“Derive happiness in oneself from a good day’s work, from illuminating the fog that surrounds us.”

— Henri Matisse

The view outside my window this morning is foggy.  It rolled in overnight and left the whole world shrouded in gray.  I like my Mondays to be sunny and clear, probably because it gives me a good feeling about looking into the week ahead.  Instead, my bed felt cozy this morning, and I actually hit the snooze button on my alarm clock.  Like a caterpillar, I nestled into my fog cocoon and convinced myself that it was not yet time to emerge.  The transformation would require a few extra minutes of sleep today.  Soon the alarm declared that my rest was done, so I pulled on my jeans and sneaks and stepped out into the muffled mist of morning.

My traveling companion, grand-dog Patches, sniffed the air and then licked at it, trying to drink in the moisture.  He could feel it, too — the half-air/half-water cloud that swirled and rolled around us as we walked.  I looked down at my own arm to assure myself that I was not invisible, but even my own body seemed to lose its boundaries as I swam through the haze.  Only my feet, touching down on the familiar path through the park, reminded me that I was out of my bed and moving through a new day.

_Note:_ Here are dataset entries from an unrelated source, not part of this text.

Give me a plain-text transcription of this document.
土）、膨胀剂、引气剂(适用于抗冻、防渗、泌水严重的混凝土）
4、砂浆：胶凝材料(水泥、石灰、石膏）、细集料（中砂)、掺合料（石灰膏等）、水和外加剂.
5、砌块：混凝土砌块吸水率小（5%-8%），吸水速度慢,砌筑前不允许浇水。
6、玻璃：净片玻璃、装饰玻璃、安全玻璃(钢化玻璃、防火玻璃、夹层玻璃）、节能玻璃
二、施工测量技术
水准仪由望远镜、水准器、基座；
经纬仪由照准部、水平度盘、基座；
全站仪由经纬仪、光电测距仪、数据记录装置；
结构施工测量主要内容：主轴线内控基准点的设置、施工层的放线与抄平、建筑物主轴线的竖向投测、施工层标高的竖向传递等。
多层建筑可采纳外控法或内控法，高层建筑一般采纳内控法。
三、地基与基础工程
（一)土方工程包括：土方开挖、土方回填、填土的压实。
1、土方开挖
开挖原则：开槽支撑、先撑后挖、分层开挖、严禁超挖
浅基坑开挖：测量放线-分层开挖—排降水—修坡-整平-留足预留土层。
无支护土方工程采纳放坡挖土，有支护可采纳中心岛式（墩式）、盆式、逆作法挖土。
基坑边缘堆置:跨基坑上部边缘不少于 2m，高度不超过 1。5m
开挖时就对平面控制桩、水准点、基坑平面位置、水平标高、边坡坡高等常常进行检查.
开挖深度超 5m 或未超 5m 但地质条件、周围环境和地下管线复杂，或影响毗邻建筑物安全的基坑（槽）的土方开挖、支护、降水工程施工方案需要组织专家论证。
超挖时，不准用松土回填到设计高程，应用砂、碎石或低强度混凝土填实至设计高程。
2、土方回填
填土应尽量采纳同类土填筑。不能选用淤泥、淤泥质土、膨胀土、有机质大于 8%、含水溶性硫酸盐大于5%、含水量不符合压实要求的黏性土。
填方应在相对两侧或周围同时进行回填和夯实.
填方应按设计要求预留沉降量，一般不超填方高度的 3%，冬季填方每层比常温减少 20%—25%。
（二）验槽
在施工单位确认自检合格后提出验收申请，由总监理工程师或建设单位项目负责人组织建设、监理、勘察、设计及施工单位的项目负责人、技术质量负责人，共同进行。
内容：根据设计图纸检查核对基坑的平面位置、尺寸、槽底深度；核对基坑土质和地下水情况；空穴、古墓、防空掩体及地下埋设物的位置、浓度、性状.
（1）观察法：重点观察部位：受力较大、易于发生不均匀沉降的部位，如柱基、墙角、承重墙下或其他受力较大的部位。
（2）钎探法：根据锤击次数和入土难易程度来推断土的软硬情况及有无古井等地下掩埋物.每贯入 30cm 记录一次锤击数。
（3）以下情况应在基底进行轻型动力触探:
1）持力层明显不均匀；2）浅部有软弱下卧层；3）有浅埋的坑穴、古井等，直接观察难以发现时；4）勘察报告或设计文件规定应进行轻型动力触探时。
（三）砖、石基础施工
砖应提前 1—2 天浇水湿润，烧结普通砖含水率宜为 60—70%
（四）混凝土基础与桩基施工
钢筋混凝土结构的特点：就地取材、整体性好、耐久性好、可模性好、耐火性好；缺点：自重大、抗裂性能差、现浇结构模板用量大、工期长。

How often, I wondered, do we begin a new day in this same way?  Whether the fog is tangible and real or simply a figment of our imaginations, how often do we see our days as changeless and colorless and unremarkable?  How often do our feet strike out on an all-too-familiar path, pulling us along half-awake and unaware of anything exciting that might be happening around us?

We must bring our own light to the fog, whether it is held in a hand as we make our way through the early-morning mist or whether it shines from the heart and sheds brightness on the unremarkable day that calls us to get up and walk.  I waited all the way around my morning path, but the sun still was hidden when I stepped across the threshold and into the warmth of my home.  I raised my hands to my hair and touched the droplets that had landed there.  Running my hands over my arms, I warmed them as the moisture began to disappear.  I wiped my shoes on the welcome mat and shook my shoulders, bringing my body into wakefulness.  Only then did I notice that I had grown the most beautiful wings.